Real Money Investors

  • Real money investors are institutional investors, such as pension funds, insurance companies, and hedge funds, who invest in securitisations.
  • These investors are typically looking for investments that offer a steady stream of income and a low level of risk.

There are a number of applications of real money investors in securitisation, including:

  • To provide liquidity: Real money investors can provide liquidity to the securitisation market. This is because they are typically willing to buy and sell securitisations, which can help to keep the prices of securitisations stable.
  • To reduce risk: Real money investors can help to reduce the risk of securitisations. This is because they are typically well-diversified and have a long-term investment horizon.
  • To attract investors: Real money investors can help to attract investors to securitisations. This is because they are seen as a sign of quality and can help to boost the confidence of other investors.
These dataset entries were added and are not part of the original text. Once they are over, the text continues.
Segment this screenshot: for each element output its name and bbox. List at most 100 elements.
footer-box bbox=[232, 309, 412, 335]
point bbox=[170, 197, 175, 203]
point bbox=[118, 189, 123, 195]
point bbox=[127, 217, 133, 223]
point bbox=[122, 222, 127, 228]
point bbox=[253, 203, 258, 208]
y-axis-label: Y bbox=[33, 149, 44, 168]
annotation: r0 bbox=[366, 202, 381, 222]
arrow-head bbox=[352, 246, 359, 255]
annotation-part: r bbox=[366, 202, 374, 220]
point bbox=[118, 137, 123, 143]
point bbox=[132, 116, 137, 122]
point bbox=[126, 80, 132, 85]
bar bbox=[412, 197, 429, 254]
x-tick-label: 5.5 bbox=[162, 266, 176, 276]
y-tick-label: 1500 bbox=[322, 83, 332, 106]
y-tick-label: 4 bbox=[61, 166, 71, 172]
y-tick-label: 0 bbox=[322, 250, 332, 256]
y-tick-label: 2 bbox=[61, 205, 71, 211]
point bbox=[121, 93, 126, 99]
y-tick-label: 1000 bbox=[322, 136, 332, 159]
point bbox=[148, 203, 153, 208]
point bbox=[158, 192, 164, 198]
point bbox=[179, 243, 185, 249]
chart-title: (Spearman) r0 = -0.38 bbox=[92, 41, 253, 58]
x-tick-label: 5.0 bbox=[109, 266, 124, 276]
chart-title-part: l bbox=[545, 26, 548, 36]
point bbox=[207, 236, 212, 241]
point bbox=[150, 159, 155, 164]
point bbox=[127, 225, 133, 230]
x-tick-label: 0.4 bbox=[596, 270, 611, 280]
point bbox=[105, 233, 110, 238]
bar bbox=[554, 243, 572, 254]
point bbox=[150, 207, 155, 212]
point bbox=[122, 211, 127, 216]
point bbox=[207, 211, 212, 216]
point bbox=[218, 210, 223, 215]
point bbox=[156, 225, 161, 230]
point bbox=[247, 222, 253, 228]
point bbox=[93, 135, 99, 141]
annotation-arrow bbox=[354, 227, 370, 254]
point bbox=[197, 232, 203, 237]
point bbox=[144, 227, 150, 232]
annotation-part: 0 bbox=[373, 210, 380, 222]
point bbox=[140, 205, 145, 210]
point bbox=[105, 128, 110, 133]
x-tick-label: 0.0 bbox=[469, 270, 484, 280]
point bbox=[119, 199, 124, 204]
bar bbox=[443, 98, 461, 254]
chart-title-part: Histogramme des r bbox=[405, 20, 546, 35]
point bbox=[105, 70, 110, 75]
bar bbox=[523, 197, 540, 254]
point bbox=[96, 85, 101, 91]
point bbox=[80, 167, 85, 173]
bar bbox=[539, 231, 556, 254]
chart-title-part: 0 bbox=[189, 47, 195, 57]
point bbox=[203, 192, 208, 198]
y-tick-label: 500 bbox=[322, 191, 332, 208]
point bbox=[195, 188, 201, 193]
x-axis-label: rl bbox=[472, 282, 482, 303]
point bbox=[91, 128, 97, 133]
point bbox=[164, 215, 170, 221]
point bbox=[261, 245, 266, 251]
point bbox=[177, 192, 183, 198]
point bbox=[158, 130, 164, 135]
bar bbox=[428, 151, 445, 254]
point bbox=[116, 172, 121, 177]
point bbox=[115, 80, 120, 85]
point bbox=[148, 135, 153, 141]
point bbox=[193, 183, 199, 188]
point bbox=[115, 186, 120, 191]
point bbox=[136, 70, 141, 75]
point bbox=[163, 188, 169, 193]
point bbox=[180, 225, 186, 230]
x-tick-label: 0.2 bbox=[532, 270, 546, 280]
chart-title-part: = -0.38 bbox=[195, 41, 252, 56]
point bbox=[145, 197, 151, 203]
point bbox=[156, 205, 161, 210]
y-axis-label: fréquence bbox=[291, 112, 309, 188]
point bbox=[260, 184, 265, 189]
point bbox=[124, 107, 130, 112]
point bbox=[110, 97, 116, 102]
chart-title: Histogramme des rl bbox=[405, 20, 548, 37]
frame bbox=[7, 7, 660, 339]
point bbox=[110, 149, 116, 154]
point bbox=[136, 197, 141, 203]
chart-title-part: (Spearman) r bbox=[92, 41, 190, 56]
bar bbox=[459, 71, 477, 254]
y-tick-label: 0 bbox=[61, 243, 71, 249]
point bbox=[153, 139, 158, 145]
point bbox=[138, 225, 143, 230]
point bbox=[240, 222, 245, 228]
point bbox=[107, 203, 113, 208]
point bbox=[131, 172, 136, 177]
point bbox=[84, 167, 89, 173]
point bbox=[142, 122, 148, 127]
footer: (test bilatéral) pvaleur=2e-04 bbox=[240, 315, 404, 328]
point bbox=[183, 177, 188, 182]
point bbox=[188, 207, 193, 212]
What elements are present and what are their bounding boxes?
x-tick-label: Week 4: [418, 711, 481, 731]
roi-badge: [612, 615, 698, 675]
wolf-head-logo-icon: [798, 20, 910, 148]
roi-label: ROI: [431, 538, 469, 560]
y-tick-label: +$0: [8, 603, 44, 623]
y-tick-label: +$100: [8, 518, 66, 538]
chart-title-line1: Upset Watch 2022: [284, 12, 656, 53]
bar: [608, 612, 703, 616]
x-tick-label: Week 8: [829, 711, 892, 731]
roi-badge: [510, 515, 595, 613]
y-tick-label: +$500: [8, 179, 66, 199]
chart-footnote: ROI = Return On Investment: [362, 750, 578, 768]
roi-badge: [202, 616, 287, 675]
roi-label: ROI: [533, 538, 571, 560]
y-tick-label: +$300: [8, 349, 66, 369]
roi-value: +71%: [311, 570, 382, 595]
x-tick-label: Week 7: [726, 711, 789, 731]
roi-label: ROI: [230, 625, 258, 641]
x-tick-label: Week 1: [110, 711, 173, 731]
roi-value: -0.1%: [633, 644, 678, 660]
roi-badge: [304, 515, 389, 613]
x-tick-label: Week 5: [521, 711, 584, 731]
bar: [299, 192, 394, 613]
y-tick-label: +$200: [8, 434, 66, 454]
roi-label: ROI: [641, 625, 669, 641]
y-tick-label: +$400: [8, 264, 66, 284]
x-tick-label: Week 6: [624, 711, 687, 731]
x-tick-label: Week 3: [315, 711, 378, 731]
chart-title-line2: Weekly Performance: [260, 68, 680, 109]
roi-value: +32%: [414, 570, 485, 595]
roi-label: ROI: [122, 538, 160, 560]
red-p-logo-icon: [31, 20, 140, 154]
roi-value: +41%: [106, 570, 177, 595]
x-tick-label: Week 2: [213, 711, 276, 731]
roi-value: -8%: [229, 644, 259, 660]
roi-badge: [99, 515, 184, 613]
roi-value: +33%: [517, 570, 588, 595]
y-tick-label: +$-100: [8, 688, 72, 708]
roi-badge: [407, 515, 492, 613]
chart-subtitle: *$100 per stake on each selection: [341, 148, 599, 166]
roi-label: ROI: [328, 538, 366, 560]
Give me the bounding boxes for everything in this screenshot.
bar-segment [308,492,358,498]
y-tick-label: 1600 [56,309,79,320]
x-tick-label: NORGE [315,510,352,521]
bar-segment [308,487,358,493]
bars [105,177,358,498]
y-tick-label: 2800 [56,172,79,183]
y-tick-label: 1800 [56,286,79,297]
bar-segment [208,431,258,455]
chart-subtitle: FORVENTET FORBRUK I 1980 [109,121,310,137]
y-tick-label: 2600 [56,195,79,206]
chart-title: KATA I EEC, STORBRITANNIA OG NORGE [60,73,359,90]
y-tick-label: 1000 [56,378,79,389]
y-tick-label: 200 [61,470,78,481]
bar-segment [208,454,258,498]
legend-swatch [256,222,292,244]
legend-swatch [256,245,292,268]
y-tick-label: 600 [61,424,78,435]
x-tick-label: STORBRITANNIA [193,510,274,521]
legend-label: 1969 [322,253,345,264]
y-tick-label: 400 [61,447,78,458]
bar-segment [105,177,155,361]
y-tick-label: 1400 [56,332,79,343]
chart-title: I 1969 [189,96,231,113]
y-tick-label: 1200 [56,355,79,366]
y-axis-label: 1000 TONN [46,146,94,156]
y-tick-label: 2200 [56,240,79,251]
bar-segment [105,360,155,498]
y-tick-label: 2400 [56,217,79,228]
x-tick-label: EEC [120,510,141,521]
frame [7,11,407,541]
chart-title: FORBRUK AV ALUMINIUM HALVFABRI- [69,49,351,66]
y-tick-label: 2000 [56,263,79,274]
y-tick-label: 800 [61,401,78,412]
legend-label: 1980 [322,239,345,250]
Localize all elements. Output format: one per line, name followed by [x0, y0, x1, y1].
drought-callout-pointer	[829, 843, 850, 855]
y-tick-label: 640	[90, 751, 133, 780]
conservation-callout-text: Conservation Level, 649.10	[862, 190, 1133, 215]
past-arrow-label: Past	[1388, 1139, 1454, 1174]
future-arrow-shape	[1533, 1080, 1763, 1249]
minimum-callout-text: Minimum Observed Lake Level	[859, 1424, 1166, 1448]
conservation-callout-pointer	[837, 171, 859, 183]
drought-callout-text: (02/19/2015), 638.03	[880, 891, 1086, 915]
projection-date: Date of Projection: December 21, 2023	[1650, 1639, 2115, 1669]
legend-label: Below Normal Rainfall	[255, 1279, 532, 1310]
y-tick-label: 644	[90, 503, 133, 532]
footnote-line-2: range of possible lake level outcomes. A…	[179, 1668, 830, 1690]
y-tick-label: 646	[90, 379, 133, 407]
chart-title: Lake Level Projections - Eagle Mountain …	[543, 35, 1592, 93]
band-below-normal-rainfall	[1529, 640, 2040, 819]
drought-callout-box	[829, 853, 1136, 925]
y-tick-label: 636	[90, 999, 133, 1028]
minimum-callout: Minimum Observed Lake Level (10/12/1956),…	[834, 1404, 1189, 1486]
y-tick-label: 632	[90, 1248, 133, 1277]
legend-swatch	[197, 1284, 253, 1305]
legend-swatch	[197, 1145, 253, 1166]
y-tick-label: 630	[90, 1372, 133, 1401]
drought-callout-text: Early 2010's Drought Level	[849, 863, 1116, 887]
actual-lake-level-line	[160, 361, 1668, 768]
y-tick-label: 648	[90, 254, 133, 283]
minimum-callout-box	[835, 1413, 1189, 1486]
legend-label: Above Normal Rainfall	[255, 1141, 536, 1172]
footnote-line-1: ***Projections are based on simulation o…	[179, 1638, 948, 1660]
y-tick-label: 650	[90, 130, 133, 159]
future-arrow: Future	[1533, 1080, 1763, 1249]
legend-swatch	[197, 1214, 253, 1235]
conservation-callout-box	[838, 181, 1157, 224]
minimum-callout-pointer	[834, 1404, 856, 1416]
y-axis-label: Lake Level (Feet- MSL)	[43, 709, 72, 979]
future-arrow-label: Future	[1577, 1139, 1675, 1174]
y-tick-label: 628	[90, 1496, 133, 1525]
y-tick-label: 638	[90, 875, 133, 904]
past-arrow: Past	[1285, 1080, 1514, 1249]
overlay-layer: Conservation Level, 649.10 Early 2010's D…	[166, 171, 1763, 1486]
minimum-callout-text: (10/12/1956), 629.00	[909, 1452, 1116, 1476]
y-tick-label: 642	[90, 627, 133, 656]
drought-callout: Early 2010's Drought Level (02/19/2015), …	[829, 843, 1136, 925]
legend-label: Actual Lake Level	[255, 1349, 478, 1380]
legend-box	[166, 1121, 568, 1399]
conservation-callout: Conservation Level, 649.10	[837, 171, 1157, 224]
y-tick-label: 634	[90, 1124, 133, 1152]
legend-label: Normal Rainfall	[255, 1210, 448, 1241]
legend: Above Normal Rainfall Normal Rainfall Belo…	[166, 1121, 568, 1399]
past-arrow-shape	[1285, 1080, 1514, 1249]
Here are some examples of how real money investors are used in securitisation:

  • Mortgage-backed securities: Real money investors are a major source of demand for mortgage-backed securities. These securities are typically issued by banks and other financial institutions, and they are backed by a pool of mortgages.
  • Collateralized debt obligations: Real money investors are also a major source of demand for collateralized debt obligations (CDOs). These securities are typically issued by investment banks and other financial institutions, and they are backed by a pool of debt instruments, such as mortgages, corporate bonds, and loans.

Real money investors play an important role in the securitisation market. They provide liquidity, reduce risk, and attract investors to securitisations.